Dans son ouvrage Chris Marker, (le livre impossible), Maroussia Vossen se présente ainsi : « danse, chorégraphie, enseigne, aime les chats ». Elle a découvert sa proximité avec la spiritualité anthroposophique grâce à la relation étroite qu’elle a entretenue pendant des années avec Hélène Vanel, célèbre chorégraphe, peintre, conférencière contemporaine, elle-même anthroposophe. Maroussia anime des ateliers de danse parmi les activités du siège parisien de la Société anthroposophique. Elle apportera sa contribution au Colloque Humanité Dignité Responsabilité le 12 juin 2021.

Alain Tessier : Chère Maroussia, vous avez annoncé votre présence active en tant que danseuse au colloque sur la Dignité en déclarant :
La danse est avec la musique l’expression première de notre humanité ; partager une improvisation pour cette journée est pour moi une « évidanse » !

Maroussia Vossen : Il est clair que pour moi, la danse est une expression par excellence de la dignité humaine. L’humain danse, il danse depuis toujours. La danse ne peut être vécue qu’avec avec une présence intérieure, elle demande qu’on l’habite. La dignité comme la danse manifeste l’élégance dans la simplicité.
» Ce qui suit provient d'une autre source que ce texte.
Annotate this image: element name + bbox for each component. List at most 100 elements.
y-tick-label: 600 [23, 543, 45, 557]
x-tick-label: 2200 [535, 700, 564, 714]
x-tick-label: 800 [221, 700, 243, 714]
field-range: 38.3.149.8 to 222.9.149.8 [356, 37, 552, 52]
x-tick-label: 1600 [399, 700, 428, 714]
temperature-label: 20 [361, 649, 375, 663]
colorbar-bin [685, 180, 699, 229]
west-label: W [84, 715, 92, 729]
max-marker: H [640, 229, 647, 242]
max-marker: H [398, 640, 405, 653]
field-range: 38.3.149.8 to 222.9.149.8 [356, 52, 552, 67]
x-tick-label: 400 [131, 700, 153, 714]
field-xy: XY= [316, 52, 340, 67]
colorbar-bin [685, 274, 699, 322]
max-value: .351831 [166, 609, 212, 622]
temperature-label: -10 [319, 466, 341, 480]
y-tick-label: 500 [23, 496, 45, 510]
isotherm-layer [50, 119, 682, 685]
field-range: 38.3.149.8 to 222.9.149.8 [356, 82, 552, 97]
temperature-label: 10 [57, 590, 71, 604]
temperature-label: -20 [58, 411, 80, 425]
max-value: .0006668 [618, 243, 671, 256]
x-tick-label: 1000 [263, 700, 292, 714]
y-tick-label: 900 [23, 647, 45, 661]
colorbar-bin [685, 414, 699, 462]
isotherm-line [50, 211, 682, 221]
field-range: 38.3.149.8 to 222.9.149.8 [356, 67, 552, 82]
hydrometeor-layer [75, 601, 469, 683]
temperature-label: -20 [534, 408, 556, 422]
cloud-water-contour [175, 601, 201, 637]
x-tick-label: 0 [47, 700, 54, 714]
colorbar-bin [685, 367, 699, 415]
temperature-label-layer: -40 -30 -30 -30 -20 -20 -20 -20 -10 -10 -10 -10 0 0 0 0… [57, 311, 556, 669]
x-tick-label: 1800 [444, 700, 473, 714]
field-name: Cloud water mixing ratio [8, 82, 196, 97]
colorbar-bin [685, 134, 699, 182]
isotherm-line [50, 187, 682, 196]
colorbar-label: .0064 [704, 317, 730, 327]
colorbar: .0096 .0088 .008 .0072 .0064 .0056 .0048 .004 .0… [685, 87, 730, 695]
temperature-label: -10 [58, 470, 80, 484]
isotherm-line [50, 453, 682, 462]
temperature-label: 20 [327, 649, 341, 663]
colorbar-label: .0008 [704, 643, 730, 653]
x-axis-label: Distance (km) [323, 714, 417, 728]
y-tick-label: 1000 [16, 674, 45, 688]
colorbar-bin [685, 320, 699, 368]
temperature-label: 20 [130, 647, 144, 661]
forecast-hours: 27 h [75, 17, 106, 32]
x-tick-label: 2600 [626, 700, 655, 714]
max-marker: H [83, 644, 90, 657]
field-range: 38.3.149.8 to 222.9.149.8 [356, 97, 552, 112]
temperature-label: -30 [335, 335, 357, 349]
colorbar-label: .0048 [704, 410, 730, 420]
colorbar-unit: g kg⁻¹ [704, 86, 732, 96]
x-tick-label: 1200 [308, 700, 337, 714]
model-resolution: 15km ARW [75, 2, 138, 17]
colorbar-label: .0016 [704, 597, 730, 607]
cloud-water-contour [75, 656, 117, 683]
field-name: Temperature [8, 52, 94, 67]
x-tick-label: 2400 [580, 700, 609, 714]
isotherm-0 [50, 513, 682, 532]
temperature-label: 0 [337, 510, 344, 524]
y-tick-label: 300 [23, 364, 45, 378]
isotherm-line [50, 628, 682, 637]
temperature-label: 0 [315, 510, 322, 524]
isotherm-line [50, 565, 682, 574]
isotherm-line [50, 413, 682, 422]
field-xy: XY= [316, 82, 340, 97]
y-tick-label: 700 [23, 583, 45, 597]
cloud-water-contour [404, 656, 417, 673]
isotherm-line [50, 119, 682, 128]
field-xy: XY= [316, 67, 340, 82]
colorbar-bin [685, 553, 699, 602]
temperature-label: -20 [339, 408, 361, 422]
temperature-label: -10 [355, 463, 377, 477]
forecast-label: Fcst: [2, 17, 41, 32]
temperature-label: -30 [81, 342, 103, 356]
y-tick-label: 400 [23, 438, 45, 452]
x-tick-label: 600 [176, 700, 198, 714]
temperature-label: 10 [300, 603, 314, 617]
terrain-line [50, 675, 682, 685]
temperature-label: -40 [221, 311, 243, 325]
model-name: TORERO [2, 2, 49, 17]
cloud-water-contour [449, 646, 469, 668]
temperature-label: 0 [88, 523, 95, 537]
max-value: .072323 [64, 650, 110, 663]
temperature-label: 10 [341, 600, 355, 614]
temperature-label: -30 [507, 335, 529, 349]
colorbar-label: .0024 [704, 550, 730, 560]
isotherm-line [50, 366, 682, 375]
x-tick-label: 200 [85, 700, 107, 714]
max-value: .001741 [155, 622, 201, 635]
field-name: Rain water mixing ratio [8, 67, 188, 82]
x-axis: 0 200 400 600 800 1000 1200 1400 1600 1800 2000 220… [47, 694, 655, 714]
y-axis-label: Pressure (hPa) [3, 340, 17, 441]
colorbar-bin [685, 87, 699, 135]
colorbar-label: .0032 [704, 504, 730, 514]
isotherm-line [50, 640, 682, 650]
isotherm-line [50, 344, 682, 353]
La dignité s’exprime par la verticalité ; cela s’acquière par un travail du corps et de l’esprit. En ce qui me concerne, cette simplicité résulte d’une pratique quotidienne et d’une disponibilité intérieure.

AT : Cela voudrait-il dire que cette verticalité, pour être éprouvée en soi, se trouve dans les limites de notre corporéité ?

MV : Pas vraiment, non.  La danse, la mise en lien de cette verticalité et son ressenti, est un travail de l’être dans son ensemble. La danse se déploie dans le monde de l’espace et du temps. De ce fait, non seulement elle est visible dans le monde, mais chaque mouvement manifeste une position précise et bien particulière, liée à l’entourage, aux éléments, aux autres, dans l’instant présent. Par le corps, quand le mouvement la traverse, l’individualité humaine s’inscrit dans un courant, une éternité. J’ai pu toucher cette réalité dans mon travail avec Hélène Vanel. Permettre qu’à un moment donné cette dimension intemporelle de la danse puisse se manifester, c’est un enjeu exactement de même nature que l’expression de la dignité.

AT : A vous écouter, on comprend que l’art n’est pas seulement destiné à être spectacle, mais qu’il s’inscrit au cœur de la condition humaine.

MV : Tout à fait. La dignité peut s’exprimer, quoi qu’il arrive. Elle devrait le pouvoir, en tout cas.
Je peux relater une expérience qui m’a montré cela de manière très puissante. Dans les années 80, alors que je fréquentais les milieux parisiens du jazz, j’ai connu Nina Simone. C’était une personnalité forte, complexe, difficile à vivre, mais extraordinaire ; elle avait traversé des épreuves terribles. Elle voulait que nous travaillions ensemble, dès notre première rencontre : « Tu as de la musique ? Alors, est-ce que tu peux danser, là, tout de suite ? ». Alors je pousse alors la table, et me mets à danser sur une musique de Miles Davis. Elle me dit alors, sans appel : « Tu vas venir danser dans mon show, au Palais des Glaces. » Le lendemain, j’ai dû passer la journée à obtempérer devant ses ordres !... Dans son appartement, rue de l’Hirondelle, elle écrivait en grand des mots sur les murs. Elle est venue assister à un de mes cours dans une tenue extravagante, a pris plein de notes, etc., c’était infernal ! Et pourtant, au milieu de tout cela, je suis allée la voir en répétition, à 10 heures du matin, dans la boîte de jazz Les 3 maillets, à Saint-Michel. Elle a interprété « Ne me quitte pas » d’une façon merveilleuse, et là elle était incroyable de dignité. Tout était présent, en termes de dignité et d’humanité, dans ce moment particulier. C’était intemporel, sans aucun rapport avec sa vie ordinaire.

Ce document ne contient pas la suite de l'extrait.